Remember, that was what happened to the Bataaan Nuclear Power Plant. The attendant corruption made the integrity of the physical structure highly questionable. And you and I shouldered the payments and the loans for it to the tune of US$155,000 a day. The entire loan was only recently repaid.

Without the rampant graft and corruption, the Marcos couple could have built much, much more. Because of this, I’m not impressed with those who hero-worship them on that basis.

Presidents after Cory went soft on the Marcoses

Only President Corazon Aquino was really hell-bent on running after the Marcoses. All subsequent presidents sought a political and even financial accommodation with that family.

The last one, especially more so.

Aaaaah. Sweet love fest between President Arroyo and Imelda Marcos

We don’t know yet how the incumbent President Benigno Aquino III will behave toward the Marcoses. But if his deputy spokeswoman Abigail Valte is any indication, it will be just business as usual.

Before I go on to discuss why Marcos’ wicked ways are now nearly forgotten, let me just point out an interesting bit of fact.

Bongbong Marcos won with 13 million votes when the number of registered voters was 51 million. Using Pulse Asia’s assumptions, we see that 37% of that 51 million (or those who were not yet born or were at least 10 years old when the Marcoses fled) is equivalent to roughly 18 million voters.

These figures would seem to indicate that even among the youth, Marcos did not get all the votes. It would be interesting to break down his votes according to age. But unfortunately, I don’t have those figures.

We also have to factor in the fact that he would have obtained most of the Ilocano votes – that would be from Regions 1 and 2 – which had nearly 5 million registered voters last year.

Bongbong Marcos got roughly 1/3 of all the votes cast last year.

Why public opinion is now for Marcos

Those who know a lot and those who came face to face with the evilness of that dictatorship will probably say people have forgotten.

I would explain what happened this way.

The Marcos cases of torture and plunder were mostly fought and won overseas at a time whene there was no Twitter and Facebook to broadcast the proceedings and the twist and turns of the court battles.

Amid this information gap, Imelda Marcos swayed public opinion by saying again and again that she and her husband have never been convicted. She even obtained a certification from the Philippine judiciary to this effect.

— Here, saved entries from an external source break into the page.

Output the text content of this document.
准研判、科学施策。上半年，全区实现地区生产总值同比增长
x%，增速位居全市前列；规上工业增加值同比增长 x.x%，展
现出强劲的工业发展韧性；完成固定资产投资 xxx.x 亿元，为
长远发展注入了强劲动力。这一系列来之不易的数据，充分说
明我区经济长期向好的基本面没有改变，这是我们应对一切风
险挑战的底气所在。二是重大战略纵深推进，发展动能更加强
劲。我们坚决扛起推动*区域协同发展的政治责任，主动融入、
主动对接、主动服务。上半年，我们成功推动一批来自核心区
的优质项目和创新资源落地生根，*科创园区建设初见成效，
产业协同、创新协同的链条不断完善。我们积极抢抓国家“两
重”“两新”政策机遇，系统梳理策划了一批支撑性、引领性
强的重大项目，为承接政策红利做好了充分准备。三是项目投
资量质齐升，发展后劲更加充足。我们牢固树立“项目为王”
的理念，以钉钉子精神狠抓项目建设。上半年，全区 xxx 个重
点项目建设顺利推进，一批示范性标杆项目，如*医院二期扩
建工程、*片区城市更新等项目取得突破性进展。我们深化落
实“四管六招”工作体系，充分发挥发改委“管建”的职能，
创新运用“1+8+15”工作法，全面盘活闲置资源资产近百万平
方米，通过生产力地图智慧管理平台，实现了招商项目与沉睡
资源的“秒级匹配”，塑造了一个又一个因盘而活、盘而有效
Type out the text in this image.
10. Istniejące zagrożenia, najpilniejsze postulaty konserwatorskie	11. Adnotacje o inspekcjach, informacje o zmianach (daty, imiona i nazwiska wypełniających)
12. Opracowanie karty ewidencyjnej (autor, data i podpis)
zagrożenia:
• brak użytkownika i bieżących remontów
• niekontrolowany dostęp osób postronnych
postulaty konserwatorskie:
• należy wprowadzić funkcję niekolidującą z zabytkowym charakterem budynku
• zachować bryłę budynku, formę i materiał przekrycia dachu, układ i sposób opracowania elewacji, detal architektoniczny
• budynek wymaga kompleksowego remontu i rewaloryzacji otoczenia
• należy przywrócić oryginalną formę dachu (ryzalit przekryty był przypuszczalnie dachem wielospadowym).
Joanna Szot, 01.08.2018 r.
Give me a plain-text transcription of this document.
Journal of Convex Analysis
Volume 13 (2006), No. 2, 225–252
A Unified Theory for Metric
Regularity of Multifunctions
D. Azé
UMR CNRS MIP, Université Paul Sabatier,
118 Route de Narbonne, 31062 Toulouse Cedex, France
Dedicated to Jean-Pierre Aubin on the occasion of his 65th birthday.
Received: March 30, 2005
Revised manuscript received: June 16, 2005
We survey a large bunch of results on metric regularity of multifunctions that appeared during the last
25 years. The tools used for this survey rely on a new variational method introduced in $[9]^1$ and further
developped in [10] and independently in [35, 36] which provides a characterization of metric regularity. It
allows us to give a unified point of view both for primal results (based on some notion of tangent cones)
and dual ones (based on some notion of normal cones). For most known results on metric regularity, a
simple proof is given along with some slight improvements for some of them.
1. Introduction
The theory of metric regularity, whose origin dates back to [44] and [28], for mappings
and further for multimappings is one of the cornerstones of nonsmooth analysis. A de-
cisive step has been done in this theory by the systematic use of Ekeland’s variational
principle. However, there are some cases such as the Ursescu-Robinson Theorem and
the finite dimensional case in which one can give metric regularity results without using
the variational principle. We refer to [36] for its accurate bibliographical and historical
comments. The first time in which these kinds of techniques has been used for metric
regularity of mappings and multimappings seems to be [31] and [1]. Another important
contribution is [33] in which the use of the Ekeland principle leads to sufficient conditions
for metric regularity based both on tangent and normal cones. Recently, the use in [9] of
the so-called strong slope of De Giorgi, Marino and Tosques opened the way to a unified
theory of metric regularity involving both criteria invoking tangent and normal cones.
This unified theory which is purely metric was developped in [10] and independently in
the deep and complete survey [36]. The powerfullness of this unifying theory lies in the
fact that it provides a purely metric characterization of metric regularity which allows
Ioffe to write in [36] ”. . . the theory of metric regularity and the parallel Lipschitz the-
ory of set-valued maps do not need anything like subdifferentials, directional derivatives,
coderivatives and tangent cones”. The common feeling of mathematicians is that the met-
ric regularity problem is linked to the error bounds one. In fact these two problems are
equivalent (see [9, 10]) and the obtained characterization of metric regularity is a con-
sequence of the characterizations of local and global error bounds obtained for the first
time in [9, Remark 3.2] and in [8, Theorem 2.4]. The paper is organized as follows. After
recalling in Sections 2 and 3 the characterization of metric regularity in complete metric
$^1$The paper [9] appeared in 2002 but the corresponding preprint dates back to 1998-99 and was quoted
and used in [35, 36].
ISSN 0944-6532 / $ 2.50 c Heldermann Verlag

She is right insofar as Philippine courts are concerned. Wait, let me correct myself. I remember now that the family lost the mother civil court suit in Manila - which Switzerland used as the basis for sending over their Swiss bank loot to Manila.

The family lost terribly in Switzerland after a costly and lengthy court battle. They lost bitterly, thanks to the late Presidential Commission on Good Government chief Haydee Yorac.

But again, because this happened in the Alps, it hardly made an impression on Filipinos. It hasn’t been recorded in many schoolbooks.

In addition, in the last quarter of a century, Imelda Marcos has frequently slapped libel suits on those who called or wrote that Ferdinand Marcos is a plunderer and a thief. That has had a chilling effect on school book authors.

Marcos gambit – a hero’s burial

The family’s latest gambit is to bury Ferdinand Marcos at Libingan ng mga Bayani – the Heroes’ Cemetery. That could also bury the long-pending court suits accusing Ferdinand and Imelda with financial shenanigans.

The reason why these court suits have hardly moved is that the Marcoses have intentionally delayed them by changing lawyers again and again. Also, as I said earlier, the Philippine presidents who came after Cory used the court cases as a leverage for a financial compromise settlement.

Maybe, the present government could institute weekly hearings to have Imelda Marcos’ dollar-salting cases resolved. She thought she had already thrown them out of court but the Supreme Court reversed this and said she has to be tried for dollar-salting.
Where are the Marcoses getting all that money

All these would make you wonder where the Marcos family is getting all their money for litigation, high fashion and expensive properties. Plus the money to field Bongbong Marcos for the Senate, Imee Marcos for Ilocos governor and Imelda Marcos for Congress last year.

Money is eternally flowing from somewhere and maybe a little judicious digging could uncover the rich source.

Burying Marcos would cost taxpayers much money

Personally, I think it’s not feasible to bury Ferdinand Marcos at Libingan ng mga Bayani – but for a totally different reason. It would continuously cost us, taxpayers, a lot of money.

The government would have to place a 24-hour guard on his grave to ensure no one will dig up the (wax?) body or spit at it.

Hmmm. This could be grounds for filing a taxpayer suit against such a nincompoop proposal.

By the way, does anyone know if we have a law that allows people NOT to bury their dead but to keep them displayed above ground? Are the Marcoses violating any law on public health and sanitation?